Mean Cuisine
Washington Monthly, July, 2001 by Greg Critser
Part of the answer can be summed up in one word: abundance. Ten years ago, a pint of cold-pressed, extra-virgin Italian olive oil would set you back about $20. It was scarce, and so it was the chef's preference. Today one can buy a gallon for the same price. Today, of course, imported oil is not the chef's choice. And here is where the real twisted thinking starts: To avoid sounding like an old-fashioned snob, the modern chef instead proclaims that imported oil from big foreign farms "wrecks the earth" Or that its widespread availability will kill off good ol' Farmer Joe over in Ridley. So the "correct" oil nowadays trickles from local boutique olive farmers in, say, Napa. They cost ... $20 per pint.
In this sense, today's menus and cookbooks have become the modern equivalent of the old etiquette book. They are simply prescriptions for socially acceptable snobbery. The snobfest itself flows from what the great historian Richard Hofstadter called "status anxiety," the sinking feeling, often felt after, say, actually speaking to the maid or the gardener, that the world is changing, expanding, and in the process making one smaller, less important.

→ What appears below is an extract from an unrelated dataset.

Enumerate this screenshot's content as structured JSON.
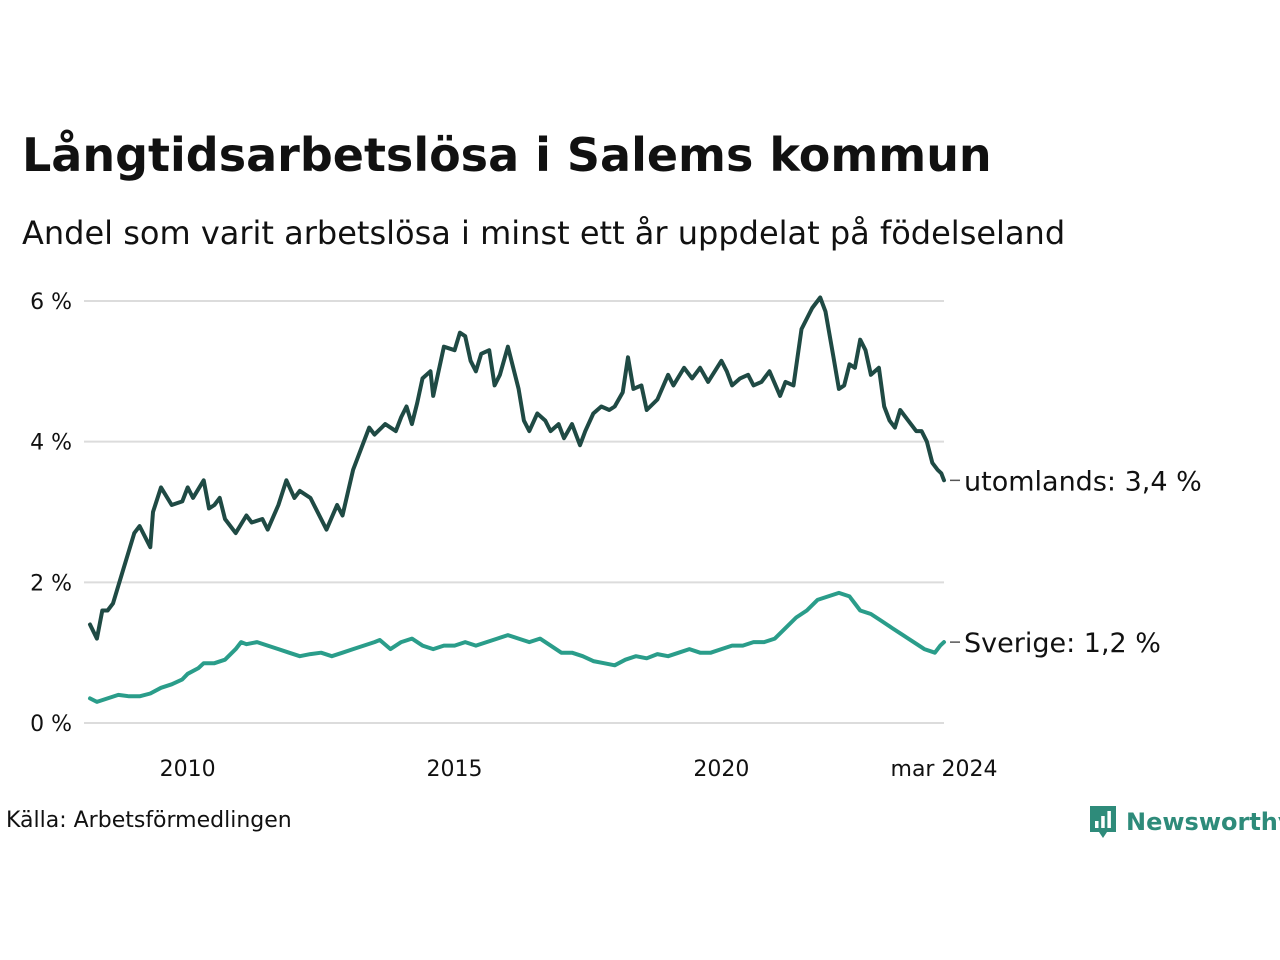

While once visited upon the wealthy only every generation or so, status anxiety now seems to strike with every tick of the Dow. The culprit is globalization. Only 10 years ago the world was still divided by formidable tariffs and restrictive trade rules. Everything was a fortress--Fortress Europe, Fortress Japan, etc. Consequently, what constituted status was exotic travel, striking off for Nepal, or buying a $20 cup of Italian olive oil. Such was the comforting Raj-like mentality, prissy and white, behind the early '90s preference for Chilean sea bass and New Zealand blackberries.
Today we live in a world of unprecedented free trade. Peaches from Chile and mangos from Ecuador are as common as celebrities at an AA meeting. French goat cheese--it's actually affordable. Everyone is partying, crossing over, dancing the rumba, and eating salsa. Predictably, the food snob, led by the chefs, blanches at all of this debauchery encroaching on his gated estate. He thus turns to the home-grown, to the pseudo-yeomanry of the local farmers' market, to the long "taken for granted" local cheese makers and the "curmudgeonly" presser of Mill Valley olive oil.
Yet this social function of the cuisine of trepidation pales against its economic and cultural impact. This is because chefs have found a growing voice in public policy, which, despite all noble intentions, can negatively affect us all, organic-tomato lovers or not.
At the local level their influence arrives in the form of the growing "sustainable schoolyard" movement, founded by Mice Waters. Using both private and city funds, these programs have a laudable enough goal: to provide an alternative to the greasy fast food bacchanal known as "lunch" in the nation's public schools. In practice, they teach kids about growing their own veggies and plug local farmers into the school nutrition bureaucracy. Kids have taken to it mainly because any fruits, picked ripe, taste better.